Carnival Breeze slowly slipped through watery darkness approaching Malaga. Every now and then a sudden flash lit up the pre-dawn sky. As the sun rose through the clouds the flashes of lightning continued while rain poured from the ever-lightening sky.
I couldn’t help but think of an old movie called My Fair Lady. According to a song in that movie, the rain in Spain stays mainly in the plain. Not being familiar with the geography of Spain, I have no idea if Malaga lies within a plain, but it certainly did rain.
We had no set plans so we stayed on the ship and watched the weather for a bit. When the rain slowed down some we set out, chiding ourselves for having forgotten to pack our rain gear. Carnival crew members near the exit had a table of rain ponchos for sale for $3, so I bought one on the way out. Of course wearing it meant becoming a walking billboard for Carnival, but it kept me nicely dry and fit easily over my backpack.
We stopped to pick up our shuttle tickets on the way through the port building. A steady stream of passengers boarded the waiting buses. Spanish buses remind me of bulls the way their mirrors curl down a foot or two ahead of the front window like the horns of a bull with his head down ready to charge.
The bus filled quickly and headed off toward town. It drove out of the port, down the road a ways, and then looped back. It stopped to let us off at the entrance to the port area after having driven a comparatively long way to go next to nowhere. If you visit Malaga, unless walking is a problem for you, save your money and don’t bother riding the shuttle. In the time it takes driving around, or maybe even less, most people could easily walk the short distance to the place where the shuttle finally lets you off. Walking also offers a close-up view of a lighthouse along the way.

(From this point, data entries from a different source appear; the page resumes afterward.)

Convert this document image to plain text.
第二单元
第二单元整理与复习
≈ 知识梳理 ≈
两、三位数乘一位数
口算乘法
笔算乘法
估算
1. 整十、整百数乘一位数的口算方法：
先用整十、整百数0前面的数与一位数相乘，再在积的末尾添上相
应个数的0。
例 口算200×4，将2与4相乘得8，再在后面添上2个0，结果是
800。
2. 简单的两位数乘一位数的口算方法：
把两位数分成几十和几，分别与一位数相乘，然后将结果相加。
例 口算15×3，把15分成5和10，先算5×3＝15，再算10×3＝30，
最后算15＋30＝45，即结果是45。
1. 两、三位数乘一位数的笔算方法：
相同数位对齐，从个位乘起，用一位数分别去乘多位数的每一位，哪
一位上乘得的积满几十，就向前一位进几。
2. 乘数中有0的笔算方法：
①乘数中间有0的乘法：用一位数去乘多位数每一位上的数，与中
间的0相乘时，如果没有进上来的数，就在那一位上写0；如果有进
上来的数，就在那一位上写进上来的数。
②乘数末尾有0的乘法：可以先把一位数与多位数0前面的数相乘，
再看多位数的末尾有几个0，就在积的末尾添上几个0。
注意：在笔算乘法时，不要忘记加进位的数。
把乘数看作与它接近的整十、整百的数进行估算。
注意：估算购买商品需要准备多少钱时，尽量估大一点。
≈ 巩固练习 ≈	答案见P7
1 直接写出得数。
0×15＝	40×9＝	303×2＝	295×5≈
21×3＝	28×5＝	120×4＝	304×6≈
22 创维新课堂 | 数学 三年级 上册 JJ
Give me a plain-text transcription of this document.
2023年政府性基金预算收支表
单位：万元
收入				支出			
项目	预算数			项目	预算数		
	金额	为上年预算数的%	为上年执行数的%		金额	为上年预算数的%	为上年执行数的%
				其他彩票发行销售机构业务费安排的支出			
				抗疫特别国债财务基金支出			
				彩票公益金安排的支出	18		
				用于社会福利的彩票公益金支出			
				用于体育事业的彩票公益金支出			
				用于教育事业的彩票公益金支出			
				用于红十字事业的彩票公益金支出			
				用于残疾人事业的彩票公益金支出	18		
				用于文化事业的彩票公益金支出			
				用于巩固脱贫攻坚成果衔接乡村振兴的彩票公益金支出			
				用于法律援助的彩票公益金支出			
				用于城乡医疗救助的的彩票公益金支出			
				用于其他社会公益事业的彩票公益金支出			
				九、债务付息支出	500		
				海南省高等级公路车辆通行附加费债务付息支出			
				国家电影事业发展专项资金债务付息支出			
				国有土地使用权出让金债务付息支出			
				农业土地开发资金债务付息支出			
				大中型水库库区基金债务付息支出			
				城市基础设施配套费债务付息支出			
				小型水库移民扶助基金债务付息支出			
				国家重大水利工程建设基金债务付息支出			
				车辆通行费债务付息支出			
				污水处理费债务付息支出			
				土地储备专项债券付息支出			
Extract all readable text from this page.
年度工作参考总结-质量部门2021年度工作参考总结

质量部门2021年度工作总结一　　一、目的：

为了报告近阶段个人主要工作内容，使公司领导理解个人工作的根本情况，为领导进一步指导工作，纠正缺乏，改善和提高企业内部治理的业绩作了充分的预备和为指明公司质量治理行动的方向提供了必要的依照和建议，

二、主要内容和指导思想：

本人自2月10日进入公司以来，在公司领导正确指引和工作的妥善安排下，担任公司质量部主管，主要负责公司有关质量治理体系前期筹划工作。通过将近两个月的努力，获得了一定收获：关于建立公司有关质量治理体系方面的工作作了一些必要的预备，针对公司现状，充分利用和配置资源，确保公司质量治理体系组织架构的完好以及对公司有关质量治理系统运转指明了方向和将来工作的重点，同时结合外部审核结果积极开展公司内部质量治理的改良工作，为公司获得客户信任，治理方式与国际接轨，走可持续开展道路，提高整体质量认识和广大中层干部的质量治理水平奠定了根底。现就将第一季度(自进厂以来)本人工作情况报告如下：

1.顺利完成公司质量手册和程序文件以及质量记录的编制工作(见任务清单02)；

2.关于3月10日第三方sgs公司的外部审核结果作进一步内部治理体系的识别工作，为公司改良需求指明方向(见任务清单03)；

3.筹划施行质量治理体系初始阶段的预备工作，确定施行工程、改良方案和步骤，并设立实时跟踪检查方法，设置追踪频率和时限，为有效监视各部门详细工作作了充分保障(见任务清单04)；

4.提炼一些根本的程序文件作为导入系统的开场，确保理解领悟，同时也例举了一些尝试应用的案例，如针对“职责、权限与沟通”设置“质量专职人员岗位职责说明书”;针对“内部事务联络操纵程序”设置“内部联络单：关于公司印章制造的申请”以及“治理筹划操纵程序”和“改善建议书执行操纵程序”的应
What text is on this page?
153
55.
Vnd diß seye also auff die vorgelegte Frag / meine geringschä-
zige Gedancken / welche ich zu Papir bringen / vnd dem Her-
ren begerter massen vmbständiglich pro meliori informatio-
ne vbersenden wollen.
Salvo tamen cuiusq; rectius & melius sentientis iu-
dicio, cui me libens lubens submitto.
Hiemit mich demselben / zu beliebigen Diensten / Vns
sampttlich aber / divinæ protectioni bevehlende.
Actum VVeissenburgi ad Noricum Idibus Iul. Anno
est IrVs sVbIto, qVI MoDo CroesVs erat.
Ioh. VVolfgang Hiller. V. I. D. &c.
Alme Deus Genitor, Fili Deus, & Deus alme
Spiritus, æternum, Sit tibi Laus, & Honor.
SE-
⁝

We’re easily amused and got a kick out of the traffic lights. Instead of just saying walk and don’t walk in a nearly square box or just showing a hand or a person walking, the pedestrian lights more resembled old style traffic lights painted bright yellow. One light area displayed a number and one below it a little guy. On red, the number counted down the seconds until green while the little guy stood still. On green the number counted down the seconds until red. The little guy started out walking. As the remaining seconds to cross safely got lower, the little guy went faster and faster until he started running near the end.
Crosswalks without lights had signs nearly as entertaining. Whenever I saw one of these signs I wanted to run across a giant piano keyboard, but all that was ever there was just an ordinary crosswalk.
Not particularly wanting to wander about in the rain, we decided to take the Hop On – Hop Off double decker bus tour. Their tours are usually pretty good. We’ve ridden them in other places and seen quite a few sights that way. People normally prefer sitting on the top deck, but in the rain the bottom filled quickly while the top remained mostly empty.
A couple stops down the way, the bus sat for a very long period of time while the driver told people standing outside it was already full and nobody wanted off. He let a bunch on anyway who said they would go upstairs. When the bus finally moved they came down and stood in the aisles dripping on everyone. The windows steamed up so we didn’t see much. Then the driver sailed on by the stop where we wanted to get off without ever stopping. Based on this, I can’t really recommend the Hop On – Hop Off bus tour in this city, though we could have just gotten a bad driver or one who didn’t deal well with rain. I do think most of the main things people would want to see on this tour were actually within walking distance from the ship anyway. At least on a day with better weather for walking about town.
Someone had told us the Birthplace of Picasso museum had free wi-fi, but that was the stop we missed. Another bus passenger gave us a great tip though. They said all McDonald’s and Burger Kings in Europe have free wi-fi so we ended up spending a couple hours at a McDonald’s near the dock. It started out without many people and pretty good internet, but as the restaurant filled up the internet slowed down to the point where it couldn’t even load a picture. That turned out to be a good tip though, even in Miami when the internet went down in our hotel we could walk to a nearby McDonald’s or Burger King, both of which had free wi-fi.
Back at the port we saw all sorts of people on their laptops in the area near the duty-free shops. They had internet there available for a fee.
Due to the weather we spent most of our day in Malaga making use of the free wi-fi at McDonald’s rather than visiting any of the things tourists like to see. The most entertaining things we saw there were the crosswalk lights and signs. Which is not to say there isn’t anything there to see, we just didn’t see it. We did learn some valuable information though because it’s always good to know where to find free wi-fi on vacation.
Malaga has a very rich history. The Phoenicians founded this southernmost large European city about 770 BC. It lies in the Andalusian region of Spain and enjoys a generally warm and mild climate with November as the rainiest month. Malaga later fell under the rule of the Roman Empire. After the fall of the Roman Empire much of Spain including Malaga was ruled by Islamic Arabs. In 1486 the Spaniards conquered the area and Malaga fell under Spanish rule.
Tourist attractions in Malaga include architecture from its various past eras. It has the Alcazaba (a sort of fort), a castle, and cathedrals, as well as museums and a bullfighting ring. Cruise ship shore excursions offered bus tours to historic attractions or nearby cities, tours of nearby historical sites, a visit to a cave, or tours featuring food or wine.